Rund 240 Millionen Euro hatten Anleger Köller und Schäfer anvertraut, etwa über Fonds des Hamburger Anbieters United Investors. Doch allem Anschein nach haben die beiden Jungunternehmer mit dem Geld vor allem ihr Luxusleben finanziert. Beide wohnten in großzügigen Villen, der S&K-Fuhrpark war üppig, Jonas’ Party zum 30. Geburtstag gilt als legendär.
Im Februar 2013 wurden die Chefs von S&K und United Investors mitsamt einigen Helfern verhaftet.

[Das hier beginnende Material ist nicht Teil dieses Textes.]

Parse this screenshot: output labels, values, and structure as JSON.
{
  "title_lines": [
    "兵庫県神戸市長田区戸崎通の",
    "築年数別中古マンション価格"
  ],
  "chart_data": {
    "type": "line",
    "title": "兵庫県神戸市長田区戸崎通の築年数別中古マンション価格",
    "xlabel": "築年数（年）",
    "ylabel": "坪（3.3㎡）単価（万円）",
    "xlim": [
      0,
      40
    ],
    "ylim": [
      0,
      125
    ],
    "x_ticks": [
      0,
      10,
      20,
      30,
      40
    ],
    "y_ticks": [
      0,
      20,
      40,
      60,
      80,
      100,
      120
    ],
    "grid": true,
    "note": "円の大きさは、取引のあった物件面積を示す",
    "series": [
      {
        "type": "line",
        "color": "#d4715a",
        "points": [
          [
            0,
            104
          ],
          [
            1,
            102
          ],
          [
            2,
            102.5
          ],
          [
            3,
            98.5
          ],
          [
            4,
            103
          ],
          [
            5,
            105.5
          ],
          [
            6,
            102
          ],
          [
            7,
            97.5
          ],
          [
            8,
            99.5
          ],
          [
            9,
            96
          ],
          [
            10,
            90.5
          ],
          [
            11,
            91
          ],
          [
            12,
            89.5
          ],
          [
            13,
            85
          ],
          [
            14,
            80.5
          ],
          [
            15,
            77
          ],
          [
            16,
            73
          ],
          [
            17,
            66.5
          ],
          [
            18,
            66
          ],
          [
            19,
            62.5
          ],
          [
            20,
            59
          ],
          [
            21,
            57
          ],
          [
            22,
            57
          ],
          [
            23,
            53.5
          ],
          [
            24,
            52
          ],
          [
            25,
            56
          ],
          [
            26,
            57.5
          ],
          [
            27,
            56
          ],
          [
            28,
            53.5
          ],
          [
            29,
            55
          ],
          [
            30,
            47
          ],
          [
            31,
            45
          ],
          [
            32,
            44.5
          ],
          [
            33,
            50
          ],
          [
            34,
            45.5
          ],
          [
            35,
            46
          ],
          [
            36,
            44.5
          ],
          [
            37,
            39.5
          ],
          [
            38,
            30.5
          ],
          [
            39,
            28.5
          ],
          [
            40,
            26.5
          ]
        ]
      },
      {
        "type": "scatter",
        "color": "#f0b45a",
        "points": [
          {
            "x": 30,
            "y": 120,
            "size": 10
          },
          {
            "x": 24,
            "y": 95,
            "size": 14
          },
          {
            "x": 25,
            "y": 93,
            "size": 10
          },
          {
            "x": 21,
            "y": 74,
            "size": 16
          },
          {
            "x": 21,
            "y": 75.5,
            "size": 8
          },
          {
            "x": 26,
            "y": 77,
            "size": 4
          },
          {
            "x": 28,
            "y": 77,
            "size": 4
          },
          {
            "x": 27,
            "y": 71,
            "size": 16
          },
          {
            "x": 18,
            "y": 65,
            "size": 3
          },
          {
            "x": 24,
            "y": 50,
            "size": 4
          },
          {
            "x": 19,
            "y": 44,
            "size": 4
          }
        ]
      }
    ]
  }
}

Für die Staatsanwaltschaft war S&K ein Schneeballsystem. In einem Schneeballsystem werden Auszahlungen an Anleger nicht erwirtschaftet, sondern aus immer neuen, frisch eingeworbenen Anlegergeldern gespeist.
Der Einsatz der Investoren dürfte zum Großteil verloren sein. Doch Köller fühlt sich dafür offenbar nicht verantwortlich: „Obgleich ein S&K im Namen des Fonds vorkommt“ (für Schäfer & Köller), habe er nicht an der Auflegung des Fonds oder der Erstellung des Prospekts mitgewirkt. Er sei „lediglich Geschäftspartner des Fonds“. Die Richterin hätte es einem geschädigten Anleger also nicht genehmigen dürfen, Köllers Vermögen pfänden zu lassen.
Köllers und Schäfers Verteidiger behaupteten ebenfalls, die Angeklagten hätten sich rechtmäßig verhalten. Im Fondsprospekt sei ja nicht genau festgelegt worden, wofür das Geld der Anleger zu verwenden sei. Dementsprechend seien auch Geldentnahmen für private Zwecke erlaubt gewesen.
Keine Einsicht, nirgends. Beschuldigte in Wirtschaftsstrafverfahren brechen in der Haft häufig zusammen und gestehen. Bei Schäfer sah es danach aus, als stehe er die Haft nicht durch. Während eines Gerichtstermins sprang er aus dem Fenster. Es drohte eine Querschnittslähmung. Mittlerweile ist er aber wieder hergestellt und soll auch psychisch relativ stabil sein. Köller soll sich ebenfalls im Knast akklimatisiert haben. Nur Ex-United-Investors-Chef Hauke Bruhn gab zu, von dem Schneeballsystem gewusst zu haben, machte später aber einen Rückzieher. Der Prozess soll Klarheit darüber bringen, wie das System S&K funktionierte – und was mit den Millionen passierte.
Mit Ebay fing alles an
Köller wuchs in einfachen Verhältnissen auf. Der Vater war Krankenpfleger, die Mutter gelernte Krankenschwester. Die Familie wohnte in einem Haus in Großheubach bei Aschaffenburg.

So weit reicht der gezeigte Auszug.